Selbst sind die aktiven Plattformen daran interessiert, die Investoren besser zu schützen. So können Anleger bei der Immobilien-Plattform Exporo über Bankdarlehen einer Partnerbank in Immobilienprojekte investieren. Diese bieten höheren Schutz als Nachrangdarlehen.

Auf eine andere Idee ist die Finanzierungsplattform Companisto gekommen. Sie bietet jetzt Eigenkapital-Beteiligungen für Finanzierungsrunden ab drei Millionen Euro an. Damit sind die Engagements zwar nicht mehr prospektfrei, weil die Grenze von 2,5 Millionen Euro überschritten wird. Aber die Companisto-Gründer Tamo Zwinge und David Rhotert gehen davon aus, dass ein starkes Interesse von Investoren besteht, „in echte GmbH-Anteile“ zu investieren.

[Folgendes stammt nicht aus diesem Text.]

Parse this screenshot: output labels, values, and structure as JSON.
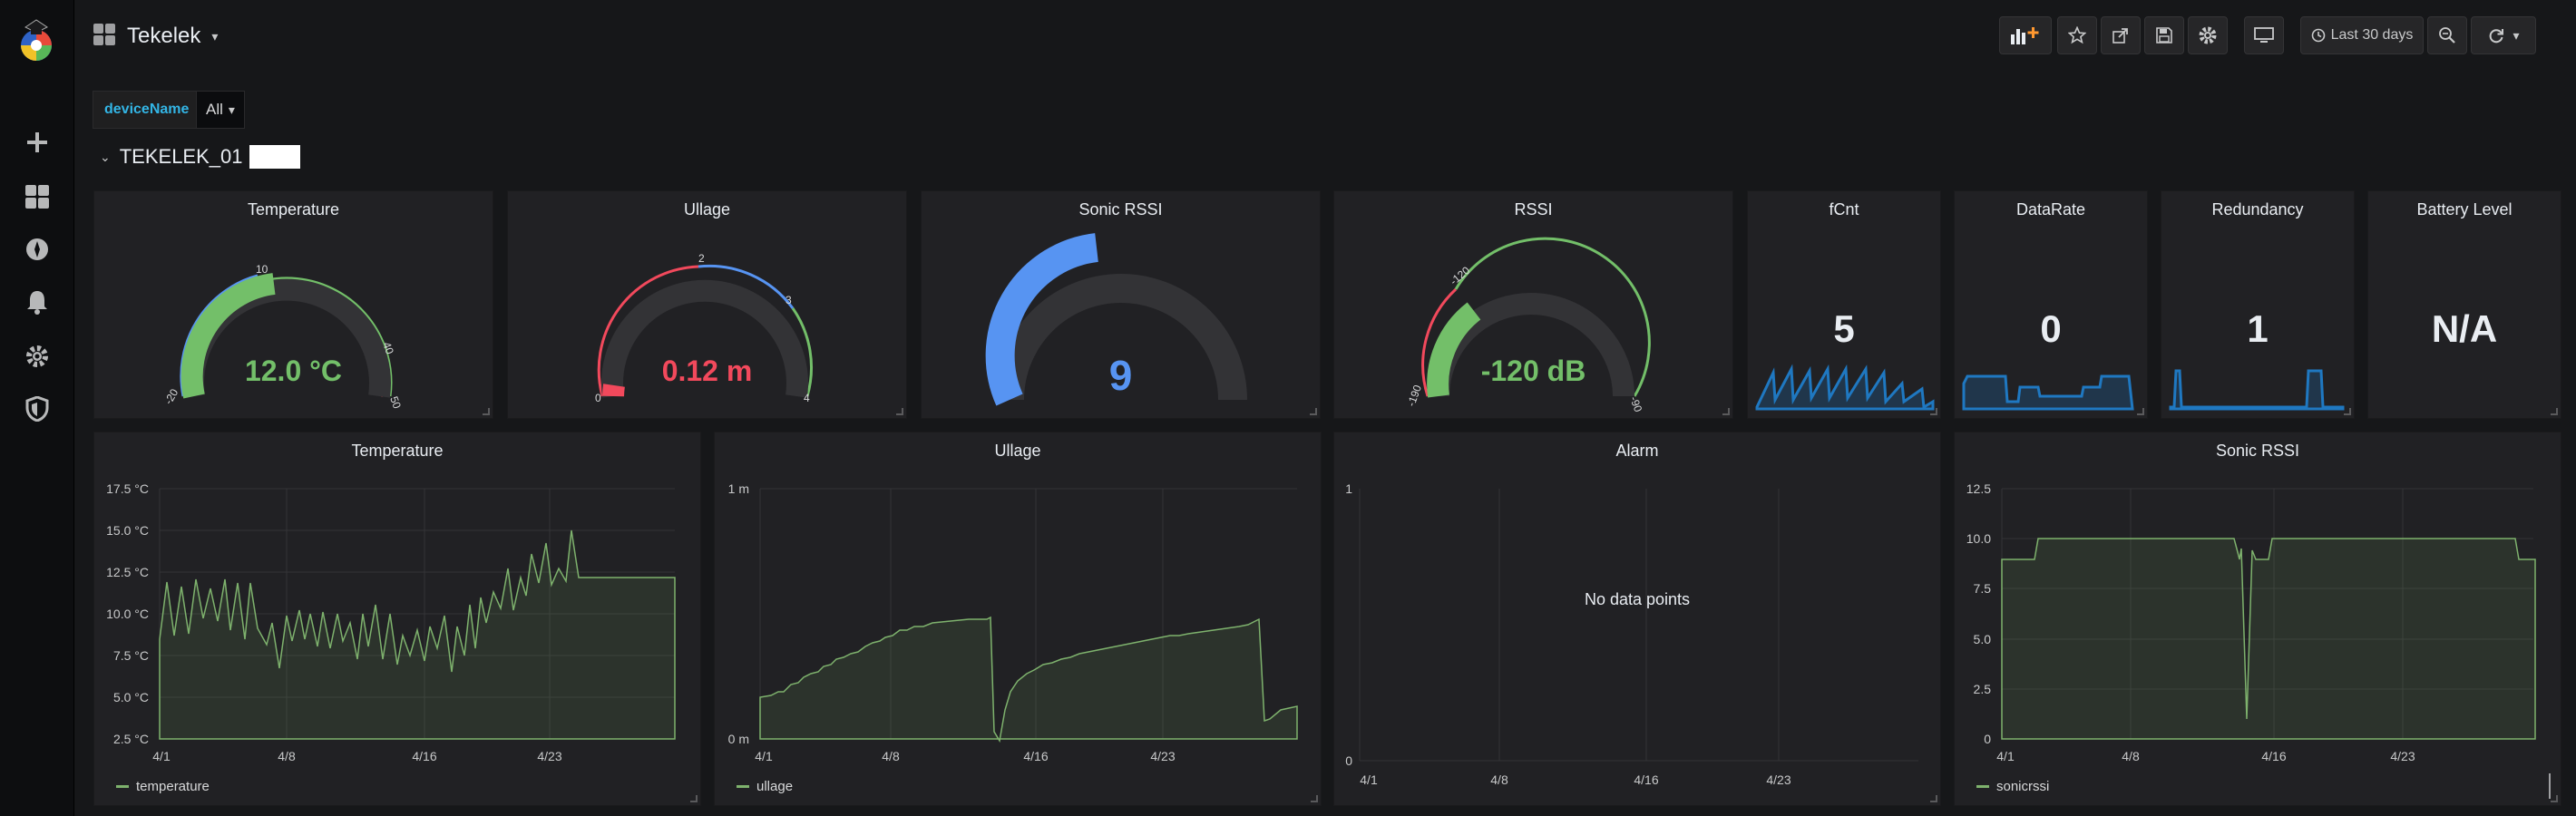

Verbraucherschützer Brandes sieht diesen Trend positiv. „Es wäre ein Fortschritt, wenn sich Crowd-Anleger mit Eigenkapital beteiligen könnten oder mit Instrumenten, die ihre Position als Investor stärkt“, sagt er. Nach Beobachtung des Marktwächters gibt es nämlich derzeit eine „Asymmetrie zwischen Chancen und Risiken“.